Braddon’s John Marchmont’s Legacy thus draws similar conclusions to the medical scribes who had noticed a connection between the hysterical epidemic and the social marginalization of women. Leading to hysterical outbursts like Olivia’s, the social division of labour, Braddon seems to suggest, is as problematic and pathological as hysteria itself. Medical authors like Julius Althaus and Robert Brudenell Carter, however, do not suggest any alternative roles for women beyond the domestic space. Braddon’s text emphatically does. The novel puts forward the idea that women ought to be considered as potential doctors, lawyers, preachers and earnest writers. This is a claim that differs widely from Althaus’s suggestion that the occupations adopted to cure hysteria ought to be the education of children and charity work – both of which Olivia pursues in the novel, and both of which serve only to exacerbate her explosive mental condition. Robert Brudenell Carter had identified the type of concealed emotions in women as exclusively female in character. Women, he argued, felt while men thought. The feelings that constantly place Olivia Marchmont on the verge of hysteria, however, are not female in character but, if gendered at all, would be male – no doubt the very same ambitions that drove medical writers such as Carter. Like her clinical contemporaries, Braddon is able, through the concept of hysteria, to expose (and express discontent with) the social limitations on female experience.

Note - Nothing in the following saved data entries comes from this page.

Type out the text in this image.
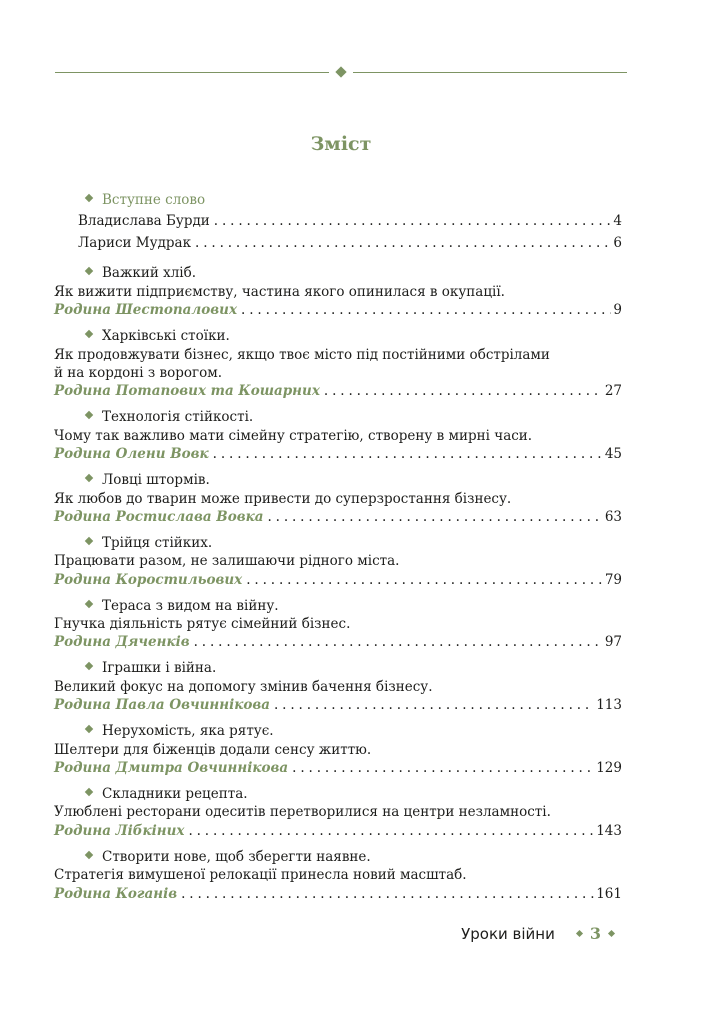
Зміст
Вступне слово
Владислава Бурди . . .	4
Лариси Мудрак . . .	6
Важкий хліб.
Як вижити підприємству, частина якого опинилася в окупації.
Родина Шестопалових . . .	9
Харківські стоїки.
Як продовжувати бізнес, якщо твоє місто під постійними обстрілами
й на кордоні з ворогом.
Родина Потапових та Кошарних . . .	27
Технологія стійкості.
Чому так важливо мати сімейну стратегію, створену в мирні часи.
Родина Олени Вовк . . .	45
Ловці штормів.
Як любов до тварин може привести до суперзростання бізнесу.
Родина Ростислава Вовка . . .	63
Трійця стійких.
Працювати разом, не залишаючи рідного міста.
Родина Коростильових . . .	79
Тераса з видом на війну.
Гнучка діяльність рятує сімейний бізнес.
Родина Дяченків . . .	97
Іграшки і війна.
Великий фокус на допомогу змінив бачення бізнесу.
Родина Павла Овчиннікова . . .	113
Нерухомість, яка рятує.
Шелтери для біженців додали сенсу життю.
Родина Дмитра Овчиннікова . . .	129
Складники рецепта.
Улюблені ресторани одеситів перетворилися на центри незламності.
Родина Лібкіних . . .	143
Створити нове, щоб зберегти наявне.
Стратегія вимушеної релокації принесла новий масштаб.
Родина Коганів . . .	161
Уроки війни 3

Unlike their medical counterparts, however, Braddon’s novels demonstrate an ability to see beyond the Victorian division of labour, the “demon familiar” that had warped and constrained many of the male, non-fictional considerations of the same idea. In its suggestion that women could make successful doctors and lawyers, John Marchmont’s Legacy takes one step further than the medical books, suggesting that the only successful method of preventing and curing hysteria is by granting women free play in the public, as well as private, sphere.
***
The mid-Victorian medical literature on hysteria and the sensation novels of the 1860s were thus both, in many ways, hysterical fictions. “Hysterical” in subject matter, tone and motivation, they offer a significant snapshot of the workings of the period’s medical interpretations of female identity as ideologically restricted. Ubiquitous, multidimensional, undefined and indefinable, “hysteria” is itself a significant expose of the workings of the Victorian ideological economy/economical ideology as a network of preconception and contradiction. Yet, through its integration into popular literature, hysteria could also supply a cross-section of the faults upon which it was partly constructed and act as a platform for more subversive calls for female emancipation.